7月初旬。居ても立ってもいられず、関西国際空港から韓国・仁川国際空港行きのピーチ便に飛び乗った。日本流のおもてなしが期待できるリゾートとして、4月20日に華々しくオープンしたはずの『パラダイスシティ』。しかし、ことカジノに関し、現地を訪れた友人、知人の評判が思ったほど芳しくなかったからだ。
 「ホテルはともかく、カジノゾーンは機械を締めているところが多い。不安定な世界情勢の影響もあるが、見切り発車だったのではないか」
 「あまり知られていないのか、静かすぎて博打場じゃないみたい。今後? 厳しいんじゃないですかね」
 負けた腹いせか、皮肉からか、業界関係者や知人からもこんな声を耳にしていた。こうなりゃ、ホンマかどうか行って確かめるしかない。

 そのパラダイスシティは日本のエンターテインメント企業『セガサミーHD』が韓国でカジノ運営50年の歴史を持つ『パラダイスグループ』とともに共同出資。総工費約1300億円をかけた北東アジア初の統合型リゾート(IR)だ。
 場所はソウル郊外の仁川空港近く。約33万平方メートルの敷地内に、外国人専用カジノ、711室のラグジュアリーホテルに、1820人を収容できるコンベンションホールを備えている。さらに、商業施設とデザイナーズホテル、スパが2018年秋に完成する。近い将来の日本のカジノ解禁に備え、セガサミーが社運を賭けた一大プロジェクトだ。

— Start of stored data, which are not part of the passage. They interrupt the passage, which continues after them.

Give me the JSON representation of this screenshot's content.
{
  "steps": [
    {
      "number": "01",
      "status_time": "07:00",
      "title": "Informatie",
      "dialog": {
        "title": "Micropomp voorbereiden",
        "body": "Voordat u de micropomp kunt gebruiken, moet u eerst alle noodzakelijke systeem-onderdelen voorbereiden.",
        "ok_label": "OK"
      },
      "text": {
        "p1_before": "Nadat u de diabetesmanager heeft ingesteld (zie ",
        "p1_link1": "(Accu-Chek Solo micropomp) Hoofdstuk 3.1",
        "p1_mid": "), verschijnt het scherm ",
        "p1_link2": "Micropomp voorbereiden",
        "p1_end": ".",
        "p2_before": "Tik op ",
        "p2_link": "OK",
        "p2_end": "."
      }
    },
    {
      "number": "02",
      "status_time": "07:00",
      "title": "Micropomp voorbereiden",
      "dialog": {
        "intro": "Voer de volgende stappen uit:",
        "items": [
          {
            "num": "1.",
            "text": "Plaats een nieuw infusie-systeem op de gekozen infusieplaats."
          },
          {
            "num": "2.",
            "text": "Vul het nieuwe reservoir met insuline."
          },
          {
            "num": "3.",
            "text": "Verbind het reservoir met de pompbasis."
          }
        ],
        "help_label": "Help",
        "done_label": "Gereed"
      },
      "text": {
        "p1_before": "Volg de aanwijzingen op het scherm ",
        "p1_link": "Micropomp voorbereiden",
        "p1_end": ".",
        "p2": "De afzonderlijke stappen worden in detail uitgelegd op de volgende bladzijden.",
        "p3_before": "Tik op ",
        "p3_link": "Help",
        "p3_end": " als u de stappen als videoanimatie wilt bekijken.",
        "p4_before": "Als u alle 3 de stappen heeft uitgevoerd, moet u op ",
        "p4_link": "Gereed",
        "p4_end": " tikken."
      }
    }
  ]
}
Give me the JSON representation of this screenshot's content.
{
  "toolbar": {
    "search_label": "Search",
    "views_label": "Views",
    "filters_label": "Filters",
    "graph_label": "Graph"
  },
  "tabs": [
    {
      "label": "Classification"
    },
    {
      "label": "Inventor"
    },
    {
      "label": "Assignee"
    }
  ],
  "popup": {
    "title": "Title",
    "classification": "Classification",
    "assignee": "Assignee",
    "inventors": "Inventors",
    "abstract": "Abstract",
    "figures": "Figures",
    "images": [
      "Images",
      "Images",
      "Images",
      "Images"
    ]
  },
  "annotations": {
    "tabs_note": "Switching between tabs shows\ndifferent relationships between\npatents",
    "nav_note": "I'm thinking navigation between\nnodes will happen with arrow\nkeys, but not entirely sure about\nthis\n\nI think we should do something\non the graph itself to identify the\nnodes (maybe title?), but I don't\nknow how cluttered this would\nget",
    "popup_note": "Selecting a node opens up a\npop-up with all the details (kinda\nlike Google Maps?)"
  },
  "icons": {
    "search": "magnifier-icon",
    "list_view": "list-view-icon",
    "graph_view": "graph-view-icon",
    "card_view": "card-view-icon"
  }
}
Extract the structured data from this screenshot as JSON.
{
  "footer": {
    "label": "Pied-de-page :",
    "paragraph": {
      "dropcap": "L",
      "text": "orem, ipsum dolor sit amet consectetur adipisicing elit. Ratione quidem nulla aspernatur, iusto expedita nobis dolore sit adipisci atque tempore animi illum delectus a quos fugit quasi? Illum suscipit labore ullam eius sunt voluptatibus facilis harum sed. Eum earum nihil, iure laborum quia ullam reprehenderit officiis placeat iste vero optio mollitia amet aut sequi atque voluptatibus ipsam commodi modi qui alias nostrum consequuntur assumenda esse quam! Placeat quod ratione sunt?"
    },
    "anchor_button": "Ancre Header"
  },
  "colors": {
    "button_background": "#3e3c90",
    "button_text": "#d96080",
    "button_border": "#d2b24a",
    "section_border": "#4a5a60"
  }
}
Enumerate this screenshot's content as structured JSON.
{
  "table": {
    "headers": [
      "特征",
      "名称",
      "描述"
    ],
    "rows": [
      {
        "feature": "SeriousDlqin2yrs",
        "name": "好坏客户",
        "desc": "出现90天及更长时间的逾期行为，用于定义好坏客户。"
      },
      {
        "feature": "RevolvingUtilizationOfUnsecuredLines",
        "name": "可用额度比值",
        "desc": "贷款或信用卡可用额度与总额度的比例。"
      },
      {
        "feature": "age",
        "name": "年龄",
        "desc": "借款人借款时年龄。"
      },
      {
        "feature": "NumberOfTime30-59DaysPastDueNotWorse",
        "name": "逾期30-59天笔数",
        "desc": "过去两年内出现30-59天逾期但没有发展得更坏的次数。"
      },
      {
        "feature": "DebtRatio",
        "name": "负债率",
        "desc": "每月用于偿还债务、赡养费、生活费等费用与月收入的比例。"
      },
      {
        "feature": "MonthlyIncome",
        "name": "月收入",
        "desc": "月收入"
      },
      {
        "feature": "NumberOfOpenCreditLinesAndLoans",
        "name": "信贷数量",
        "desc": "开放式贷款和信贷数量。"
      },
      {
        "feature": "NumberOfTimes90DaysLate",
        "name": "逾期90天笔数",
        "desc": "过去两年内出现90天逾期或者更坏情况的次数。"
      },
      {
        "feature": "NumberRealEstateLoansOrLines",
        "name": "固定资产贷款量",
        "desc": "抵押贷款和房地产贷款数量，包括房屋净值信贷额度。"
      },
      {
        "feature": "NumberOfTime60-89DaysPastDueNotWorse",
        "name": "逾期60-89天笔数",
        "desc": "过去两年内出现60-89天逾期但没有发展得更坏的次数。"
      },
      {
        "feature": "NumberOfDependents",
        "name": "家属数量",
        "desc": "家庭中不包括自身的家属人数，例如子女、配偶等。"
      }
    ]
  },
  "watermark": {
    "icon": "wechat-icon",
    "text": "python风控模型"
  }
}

 仁川空港3番出口からシャトルバスに乗ること5分弱というアクセスのよさ。つまり、関空からだと2時間半ほど、東京からでも3時間ちょいで非日常的な空間に入り込めるわけだ。
 館内はまさに超ラグジュアリー。想像以上の豪華さに圧倒される。地上10階、地下2階の建物はゴールド、レッド、パープルウイングの3方向に分かれ、米国ラスベガスのミラージュホテルのような構造だ。

 また、ここパラダイスシティは「アート」と「エンターテインメント」を融合させた「アートテインメント」をコンセプトにしており、館内のいたるところに大小2700を超えるアート作品が展示されている。
 「まるで世界の美術館のようですよ」と現地スタッフの赤間理恵さん。
 特に目を引くのがエントランスにそびえる翼を広げた黄金のペガサス「ゴールデンレジェンド」、さらに吹き抜けの中央部分には、あの草間彌生作の巨大な黄色い「パンプキン」がドーンと鎮座している。

 付け加えておくと、富裕層向けには630平方メートル、1泊200万円というプールヴィラ(8月中旬オープン予定)があり、大人のパーティーを楽しむもよし。高いもので1本150万円相当もする高級ウイスキー『ロイヤルサルート』専門のラウンジで生演奏を聴きながらゆったりくつろぐのも悪くない。
 そうかと思えば、屋内外の大小のプール、ボウリング場、プールバー、さらにセガのゲームも遊べる「ソニープレイステーションゾーン」があり、夏休みの家族旅行にもよさそうだ。

 さあ、いよいよ気になるカジノゾーンへ。パラダイスセガサミー日本市場企画運営室常務・青山茂樹さん直々の案内で、馬でも象でも通れそうなゴージャスな赤い門をくぐり、受付でパスポートを提示。この頃には前評判のことはすっかり忘れ、胸が高鳴る。
 荷物を預け、ワクワクしながら一般フロアに入ると、そこはちょうど昨冬に訪れたマカオの『ザ・パリジャン』を思わせる華やかさ。やっぱり、カジノと畳は新しいのにかぎる。しかも、台と台の間隔が広く、天井が高いから圧迫感もない。カーテン越しに自然の光が差し込んでいる点も、淫靡で魔宮に迷い込んだようなカジノとは一線を画す。

 ゲーム機はスロットが281台。ルーレット、バカラ、ブラックジャック、ポーカーなどテーブルゲームも154台ある。これに飲食スペースを加えた面積は韓国最大級の1万5500平方メートルと聞けば納得。賭け金は種類によって異なるが、ルーレットは日本円で250円からと財布にも優しい。